In A.H. v. IHSA, a federal judge dismissed a high school athlete’s discrimination claims against the Illinois High School Administration (IHSA). A.H. is a high school athlete who competes with his school’s swim, track, and cross country teams. A.H. has suffered from cerebral palsy from birth, and whereas he is not wheelchair bound, his physical disability has prevented him from participating in state track meets because he is unable to meet the qualifying times. Whereas his disability has prevented him from full participation in high school sports competitions, A.H. is considered one of the top disabled athletes in the state.

The IHSA denied A.H.’s requests to allow him extra start time during local track and cross-country events. A.H. requested that IHSA establish “realistic qualifying times for a para-ambulatory athlete to compete in the state finals and that IHSA establish a para-ambulatory division in its annual 5K ‘Road Race’ event.”

After the IHSA denied his requests, A.H., through his father, filed suit against the IHSA for violating the U.S. Rehabilitation Act, the Americans with Disabilities Act, and the equal protection clause of the U.S. and Illinois constitutions by denying him extra start times for qualifying track and cross-county competitions.

The federal judge dismissed all of A.H.’s claims against IHSA, finding them to be unreasonable because “anti-discrimination statutes require equality of opportunity and access, not of results.” Specifically, A.H. was unable to prove that he would qualify for state competitions if he was not disabled. In fact, 90% of the state’s non-disabled high school runners are also disqualified every year.
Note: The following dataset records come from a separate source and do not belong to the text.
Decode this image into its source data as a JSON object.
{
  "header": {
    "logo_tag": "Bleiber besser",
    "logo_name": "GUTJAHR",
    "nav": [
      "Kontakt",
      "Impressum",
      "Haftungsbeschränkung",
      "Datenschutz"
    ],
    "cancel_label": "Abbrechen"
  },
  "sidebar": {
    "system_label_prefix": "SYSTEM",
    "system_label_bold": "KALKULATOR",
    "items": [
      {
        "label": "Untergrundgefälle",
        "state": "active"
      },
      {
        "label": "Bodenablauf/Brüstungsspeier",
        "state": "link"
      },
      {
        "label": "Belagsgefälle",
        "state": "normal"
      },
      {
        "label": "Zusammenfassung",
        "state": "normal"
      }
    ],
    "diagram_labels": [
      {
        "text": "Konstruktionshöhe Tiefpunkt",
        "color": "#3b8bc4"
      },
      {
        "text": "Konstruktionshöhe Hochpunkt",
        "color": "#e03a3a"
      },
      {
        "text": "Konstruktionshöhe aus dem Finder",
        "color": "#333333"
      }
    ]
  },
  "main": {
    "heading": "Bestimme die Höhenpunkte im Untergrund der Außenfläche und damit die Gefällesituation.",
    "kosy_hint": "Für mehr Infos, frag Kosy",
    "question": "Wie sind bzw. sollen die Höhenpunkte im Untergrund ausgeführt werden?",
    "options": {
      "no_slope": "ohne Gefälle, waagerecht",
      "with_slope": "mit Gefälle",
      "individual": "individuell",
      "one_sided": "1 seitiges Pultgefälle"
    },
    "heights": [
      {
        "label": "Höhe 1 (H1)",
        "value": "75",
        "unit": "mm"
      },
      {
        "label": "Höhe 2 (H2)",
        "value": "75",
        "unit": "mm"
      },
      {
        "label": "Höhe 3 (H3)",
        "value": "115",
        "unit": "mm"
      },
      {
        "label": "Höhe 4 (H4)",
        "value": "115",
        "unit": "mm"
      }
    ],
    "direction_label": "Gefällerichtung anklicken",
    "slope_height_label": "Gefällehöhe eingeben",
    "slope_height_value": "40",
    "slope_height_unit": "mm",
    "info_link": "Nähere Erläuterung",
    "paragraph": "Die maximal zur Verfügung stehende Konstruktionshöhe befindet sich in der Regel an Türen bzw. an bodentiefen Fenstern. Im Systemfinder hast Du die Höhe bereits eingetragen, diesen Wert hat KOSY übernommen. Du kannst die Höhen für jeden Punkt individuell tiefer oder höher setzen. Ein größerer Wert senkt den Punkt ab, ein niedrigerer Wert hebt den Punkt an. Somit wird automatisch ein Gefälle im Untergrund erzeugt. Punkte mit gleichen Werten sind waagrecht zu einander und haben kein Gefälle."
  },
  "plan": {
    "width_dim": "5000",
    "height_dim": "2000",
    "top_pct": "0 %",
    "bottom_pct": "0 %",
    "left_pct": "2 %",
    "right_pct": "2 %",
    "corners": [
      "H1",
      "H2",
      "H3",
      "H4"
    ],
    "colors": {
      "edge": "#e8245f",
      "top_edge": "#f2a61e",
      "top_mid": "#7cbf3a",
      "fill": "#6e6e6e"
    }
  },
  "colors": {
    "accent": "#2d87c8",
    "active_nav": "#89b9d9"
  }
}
The judge further determined that what A.H. requested of IHSA in accommodating his disability would have fundamentally altered “the nature of the programs.” It was unreasonable for IHSA to accommodate his requests of establishing different qualifying times for competitions. Whereas “A.H. has an intense work ethic and has been dogged in the pursuit of his goals, it is an unfortunate fact of athletic life (and life in general, for that matter) that hard work is no guarantee of competitive success.” For these reasons, the federal judge dismissed all of A.H.’s discrimination claims against IHSA.